Due to the fact that a management board serves as the function of an agent, appointed on behalf of the owners to run the business, and the auditor is appointed in order to confirm whether the financial statements prepared by the management board contain any material misstatements, auditor - management board cooperation will certainly be assessed differently (from the perspective of a different kind of added value) than auditor - supervisory board cooperation (audit committees).

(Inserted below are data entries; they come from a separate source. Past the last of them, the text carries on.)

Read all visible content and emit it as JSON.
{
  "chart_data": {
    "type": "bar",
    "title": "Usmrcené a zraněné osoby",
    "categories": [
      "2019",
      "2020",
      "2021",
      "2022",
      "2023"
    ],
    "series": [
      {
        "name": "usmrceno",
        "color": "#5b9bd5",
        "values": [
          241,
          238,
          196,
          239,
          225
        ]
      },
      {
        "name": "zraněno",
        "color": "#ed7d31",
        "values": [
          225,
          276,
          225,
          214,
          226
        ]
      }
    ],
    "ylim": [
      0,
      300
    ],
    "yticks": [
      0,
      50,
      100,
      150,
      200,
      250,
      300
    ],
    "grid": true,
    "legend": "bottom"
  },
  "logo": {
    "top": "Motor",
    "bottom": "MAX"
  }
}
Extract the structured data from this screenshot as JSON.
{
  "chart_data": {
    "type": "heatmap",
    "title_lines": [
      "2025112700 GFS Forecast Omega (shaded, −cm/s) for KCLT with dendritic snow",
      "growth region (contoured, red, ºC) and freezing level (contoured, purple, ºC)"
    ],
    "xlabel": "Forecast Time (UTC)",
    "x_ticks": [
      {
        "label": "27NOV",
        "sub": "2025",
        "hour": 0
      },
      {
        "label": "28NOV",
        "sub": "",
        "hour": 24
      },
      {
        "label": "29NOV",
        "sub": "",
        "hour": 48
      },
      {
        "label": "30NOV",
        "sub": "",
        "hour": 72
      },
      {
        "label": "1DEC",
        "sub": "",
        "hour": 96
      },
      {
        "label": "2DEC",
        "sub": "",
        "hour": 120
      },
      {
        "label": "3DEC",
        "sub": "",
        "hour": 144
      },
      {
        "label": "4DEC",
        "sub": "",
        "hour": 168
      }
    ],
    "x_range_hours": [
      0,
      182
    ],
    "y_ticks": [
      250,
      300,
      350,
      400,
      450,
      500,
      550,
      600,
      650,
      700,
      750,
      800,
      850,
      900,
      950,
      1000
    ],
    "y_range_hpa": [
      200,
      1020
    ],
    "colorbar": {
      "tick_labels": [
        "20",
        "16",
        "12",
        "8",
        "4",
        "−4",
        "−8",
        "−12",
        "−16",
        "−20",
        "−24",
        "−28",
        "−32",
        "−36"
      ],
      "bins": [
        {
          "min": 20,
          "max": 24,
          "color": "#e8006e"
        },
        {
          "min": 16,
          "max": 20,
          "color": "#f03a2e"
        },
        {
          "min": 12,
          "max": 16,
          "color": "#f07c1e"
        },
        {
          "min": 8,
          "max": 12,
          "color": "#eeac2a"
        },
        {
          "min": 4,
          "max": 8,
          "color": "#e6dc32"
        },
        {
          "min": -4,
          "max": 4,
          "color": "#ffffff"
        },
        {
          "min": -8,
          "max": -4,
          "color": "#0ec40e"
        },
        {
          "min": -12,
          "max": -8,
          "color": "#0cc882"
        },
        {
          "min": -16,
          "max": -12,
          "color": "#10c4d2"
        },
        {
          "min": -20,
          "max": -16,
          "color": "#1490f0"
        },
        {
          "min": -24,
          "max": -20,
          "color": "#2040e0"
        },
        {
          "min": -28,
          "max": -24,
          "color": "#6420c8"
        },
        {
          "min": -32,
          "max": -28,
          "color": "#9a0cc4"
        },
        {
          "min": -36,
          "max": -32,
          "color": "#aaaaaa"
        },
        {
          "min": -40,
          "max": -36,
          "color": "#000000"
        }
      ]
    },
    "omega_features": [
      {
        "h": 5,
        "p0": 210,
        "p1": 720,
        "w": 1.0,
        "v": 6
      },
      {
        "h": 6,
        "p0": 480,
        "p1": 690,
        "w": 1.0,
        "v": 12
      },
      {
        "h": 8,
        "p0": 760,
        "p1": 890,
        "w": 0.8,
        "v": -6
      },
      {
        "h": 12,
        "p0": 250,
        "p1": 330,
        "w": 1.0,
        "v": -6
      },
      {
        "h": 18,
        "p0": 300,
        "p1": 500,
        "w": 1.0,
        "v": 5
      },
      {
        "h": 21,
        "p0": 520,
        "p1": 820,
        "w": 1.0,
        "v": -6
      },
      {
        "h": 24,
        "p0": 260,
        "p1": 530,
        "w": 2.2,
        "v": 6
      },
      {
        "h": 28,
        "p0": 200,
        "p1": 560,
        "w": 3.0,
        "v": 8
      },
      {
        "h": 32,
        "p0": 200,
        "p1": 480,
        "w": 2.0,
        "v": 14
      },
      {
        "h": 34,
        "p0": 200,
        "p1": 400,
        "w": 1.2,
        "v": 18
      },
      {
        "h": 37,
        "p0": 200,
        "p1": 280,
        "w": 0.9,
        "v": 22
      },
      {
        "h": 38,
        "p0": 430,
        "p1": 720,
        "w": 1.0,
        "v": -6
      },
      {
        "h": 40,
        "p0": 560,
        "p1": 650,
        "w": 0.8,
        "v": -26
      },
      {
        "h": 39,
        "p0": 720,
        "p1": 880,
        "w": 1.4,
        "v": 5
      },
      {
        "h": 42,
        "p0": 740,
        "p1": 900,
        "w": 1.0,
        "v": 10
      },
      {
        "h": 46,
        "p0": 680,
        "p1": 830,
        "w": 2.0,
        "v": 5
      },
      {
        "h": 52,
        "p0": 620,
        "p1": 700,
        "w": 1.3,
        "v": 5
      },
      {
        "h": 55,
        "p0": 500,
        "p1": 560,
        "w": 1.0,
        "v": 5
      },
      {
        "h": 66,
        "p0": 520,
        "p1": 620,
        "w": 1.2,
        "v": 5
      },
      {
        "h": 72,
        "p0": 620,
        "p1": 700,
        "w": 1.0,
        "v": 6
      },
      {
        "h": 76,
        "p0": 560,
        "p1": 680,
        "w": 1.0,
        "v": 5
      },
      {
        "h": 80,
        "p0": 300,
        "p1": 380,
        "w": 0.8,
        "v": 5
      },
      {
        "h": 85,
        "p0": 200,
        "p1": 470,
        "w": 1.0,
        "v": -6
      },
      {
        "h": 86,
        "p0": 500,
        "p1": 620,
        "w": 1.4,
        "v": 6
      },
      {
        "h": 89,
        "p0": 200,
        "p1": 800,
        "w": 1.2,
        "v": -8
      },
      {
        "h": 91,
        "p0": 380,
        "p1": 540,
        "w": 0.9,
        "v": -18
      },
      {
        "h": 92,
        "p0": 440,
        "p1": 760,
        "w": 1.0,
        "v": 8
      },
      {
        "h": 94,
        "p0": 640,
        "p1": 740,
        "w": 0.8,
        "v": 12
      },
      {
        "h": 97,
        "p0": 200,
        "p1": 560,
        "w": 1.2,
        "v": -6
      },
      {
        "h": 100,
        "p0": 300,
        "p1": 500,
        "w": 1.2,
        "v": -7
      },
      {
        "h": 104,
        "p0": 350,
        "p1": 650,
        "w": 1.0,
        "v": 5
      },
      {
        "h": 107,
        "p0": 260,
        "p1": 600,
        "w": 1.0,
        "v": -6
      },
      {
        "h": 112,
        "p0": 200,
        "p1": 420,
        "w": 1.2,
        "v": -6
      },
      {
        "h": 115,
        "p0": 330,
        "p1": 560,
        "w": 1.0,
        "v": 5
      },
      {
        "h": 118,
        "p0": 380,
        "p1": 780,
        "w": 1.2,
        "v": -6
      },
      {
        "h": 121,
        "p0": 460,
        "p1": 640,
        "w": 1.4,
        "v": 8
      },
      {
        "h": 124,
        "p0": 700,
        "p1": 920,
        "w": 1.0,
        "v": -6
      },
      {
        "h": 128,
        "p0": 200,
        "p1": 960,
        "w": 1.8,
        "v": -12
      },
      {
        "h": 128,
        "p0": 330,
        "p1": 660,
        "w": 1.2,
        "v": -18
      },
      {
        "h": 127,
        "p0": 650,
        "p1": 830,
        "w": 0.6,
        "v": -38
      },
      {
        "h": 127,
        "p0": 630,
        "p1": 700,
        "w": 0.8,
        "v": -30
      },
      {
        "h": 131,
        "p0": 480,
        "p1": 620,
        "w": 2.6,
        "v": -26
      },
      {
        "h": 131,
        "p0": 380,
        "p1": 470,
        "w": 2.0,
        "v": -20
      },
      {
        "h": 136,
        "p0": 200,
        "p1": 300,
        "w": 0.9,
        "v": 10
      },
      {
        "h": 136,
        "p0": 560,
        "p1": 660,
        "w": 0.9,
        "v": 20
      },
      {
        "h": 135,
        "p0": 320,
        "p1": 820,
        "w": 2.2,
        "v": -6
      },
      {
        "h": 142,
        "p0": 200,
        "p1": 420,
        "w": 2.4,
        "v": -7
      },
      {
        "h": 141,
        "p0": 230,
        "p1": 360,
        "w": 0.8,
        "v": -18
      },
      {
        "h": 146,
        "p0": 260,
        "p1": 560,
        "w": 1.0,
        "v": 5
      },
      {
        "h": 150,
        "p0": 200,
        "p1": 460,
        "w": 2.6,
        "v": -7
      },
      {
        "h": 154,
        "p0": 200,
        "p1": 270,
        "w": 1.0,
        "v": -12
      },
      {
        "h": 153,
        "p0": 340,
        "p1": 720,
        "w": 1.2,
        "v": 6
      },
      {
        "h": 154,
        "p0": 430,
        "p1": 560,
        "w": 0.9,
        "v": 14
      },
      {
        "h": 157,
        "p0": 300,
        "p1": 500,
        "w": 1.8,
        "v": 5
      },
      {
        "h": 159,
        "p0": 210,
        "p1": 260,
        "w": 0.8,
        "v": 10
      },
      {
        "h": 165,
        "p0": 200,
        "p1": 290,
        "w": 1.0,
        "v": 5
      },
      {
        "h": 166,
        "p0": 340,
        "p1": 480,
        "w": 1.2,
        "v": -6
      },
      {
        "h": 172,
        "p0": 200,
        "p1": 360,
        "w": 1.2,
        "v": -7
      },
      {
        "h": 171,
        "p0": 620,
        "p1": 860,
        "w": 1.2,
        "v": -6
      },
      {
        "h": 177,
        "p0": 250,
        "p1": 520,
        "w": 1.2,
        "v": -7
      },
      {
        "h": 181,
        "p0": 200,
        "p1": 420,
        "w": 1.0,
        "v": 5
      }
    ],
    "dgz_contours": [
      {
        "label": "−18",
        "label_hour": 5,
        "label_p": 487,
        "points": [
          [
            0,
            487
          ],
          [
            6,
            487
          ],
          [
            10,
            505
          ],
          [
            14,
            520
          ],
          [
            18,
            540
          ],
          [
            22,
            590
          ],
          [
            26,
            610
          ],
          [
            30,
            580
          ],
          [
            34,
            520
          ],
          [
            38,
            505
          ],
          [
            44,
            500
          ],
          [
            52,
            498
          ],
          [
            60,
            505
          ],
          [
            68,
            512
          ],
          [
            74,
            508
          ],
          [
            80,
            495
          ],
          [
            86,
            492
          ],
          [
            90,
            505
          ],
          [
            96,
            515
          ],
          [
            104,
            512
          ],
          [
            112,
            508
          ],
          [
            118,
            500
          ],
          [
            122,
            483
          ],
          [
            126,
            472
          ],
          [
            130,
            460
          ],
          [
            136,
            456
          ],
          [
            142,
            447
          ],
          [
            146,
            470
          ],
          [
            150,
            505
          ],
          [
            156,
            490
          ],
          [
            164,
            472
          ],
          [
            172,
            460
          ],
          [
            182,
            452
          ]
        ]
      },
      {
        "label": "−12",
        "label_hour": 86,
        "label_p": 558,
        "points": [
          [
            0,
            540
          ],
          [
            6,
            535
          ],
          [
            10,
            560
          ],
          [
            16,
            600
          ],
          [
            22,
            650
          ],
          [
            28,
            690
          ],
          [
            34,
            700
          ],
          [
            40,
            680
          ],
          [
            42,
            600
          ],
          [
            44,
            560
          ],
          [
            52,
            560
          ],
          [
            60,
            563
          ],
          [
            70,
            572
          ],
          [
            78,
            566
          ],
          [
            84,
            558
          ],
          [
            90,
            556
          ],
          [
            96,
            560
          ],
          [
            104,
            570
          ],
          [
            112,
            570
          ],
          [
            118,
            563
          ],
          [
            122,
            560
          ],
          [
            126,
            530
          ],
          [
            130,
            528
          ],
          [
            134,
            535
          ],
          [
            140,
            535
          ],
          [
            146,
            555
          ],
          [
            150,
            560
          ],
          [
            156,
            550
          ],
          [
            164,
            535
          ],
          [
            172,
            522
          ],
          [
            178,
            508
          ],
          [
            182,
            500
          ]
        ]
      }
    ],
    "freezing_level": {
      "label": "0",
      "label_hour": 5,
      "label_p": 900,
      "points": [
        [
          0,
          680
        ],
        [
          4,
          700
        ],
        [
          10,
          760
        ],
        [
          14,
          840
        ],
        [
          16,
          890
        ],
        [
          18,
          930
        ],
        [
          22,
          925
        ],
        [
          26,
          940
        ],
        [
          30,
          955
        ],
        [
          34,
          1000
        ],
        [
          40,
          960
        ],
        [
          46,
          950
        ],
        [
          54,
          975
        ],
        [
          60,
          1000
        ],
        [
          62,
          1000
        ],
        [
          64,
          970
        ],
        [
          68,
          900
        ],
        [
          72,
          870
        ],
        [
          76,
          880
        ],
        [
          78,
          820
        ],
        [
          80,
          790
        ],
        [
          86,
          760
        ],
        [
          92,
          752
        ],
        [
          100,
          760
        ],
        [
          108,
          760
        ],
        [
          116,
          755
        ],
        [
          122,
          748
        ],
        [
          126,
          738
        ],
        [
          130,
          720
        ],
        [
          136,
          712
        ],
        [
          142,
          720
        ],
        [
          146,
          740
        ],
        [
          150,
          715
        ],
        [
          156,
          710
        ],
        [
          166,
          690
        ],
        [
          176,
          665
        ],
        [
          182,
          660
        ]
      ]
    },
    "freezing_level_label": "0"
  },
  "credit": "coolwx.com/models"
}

The management's expectations towards the auditor concern, e.g. such issues as addressing mistakes made by persons involved in the reporting, identification of tax risks or improvement of processes in the organization. Thus, as you can see, those desires to some extent go beyond the scope of a statutory audit, and one cannot blame the auditor for the fact that – while maintaining appropriate principles, professional judgment and scepticism – it turns out that during a subsequent inspection by a fiscal authority the company will be obliged to pay, e.g. additional income tax.

The expectations of supervisory boards and audit committees, in turn, may concern such areas as: information about fraud, risk associated with the dishonesty of the management board, going concern risk, weakness of internal control, significant distortions in the financial statements, and associated risks influencing the owners or a wider group of stakeholders.

This shows that auditors are often caught between a rock and a hard place: on the one hand, they need to perform their mission, which is to issue an opinion confirming that there are no significant issues that would interest the supervisory board or audit committees; on the other hand, they must "operationally" cooperate with the management board that also has their expectations, often inconsistent with the expectations of the owner. And, in addition, all the work of the auditor must be performed in accordance with the rules to meet the principles of the auditing methodology and the expectations of the auditors' supervisory authorities.

Therefore, for both the boards of directors and the supervisory boards, the key seems to be to understand the purpose of auditing a given company. Reconciling the mutual expectations within the framework of the trilateral exchange of views should be before the order, and not after it. As a result, it will be easier both for management and supervisory boards/audit committees to establish the expectations towards the auditor and to constructively evaluate subsequent cooperation in the perspective of what the auditor can and should give them while involving the other party as well. In my opinion, there should be a greater emphasis on this trilateral discussion, and the added value of auditing and improvement in the management board - auditor and supervisory board - auditor cooperation is just a matter of time.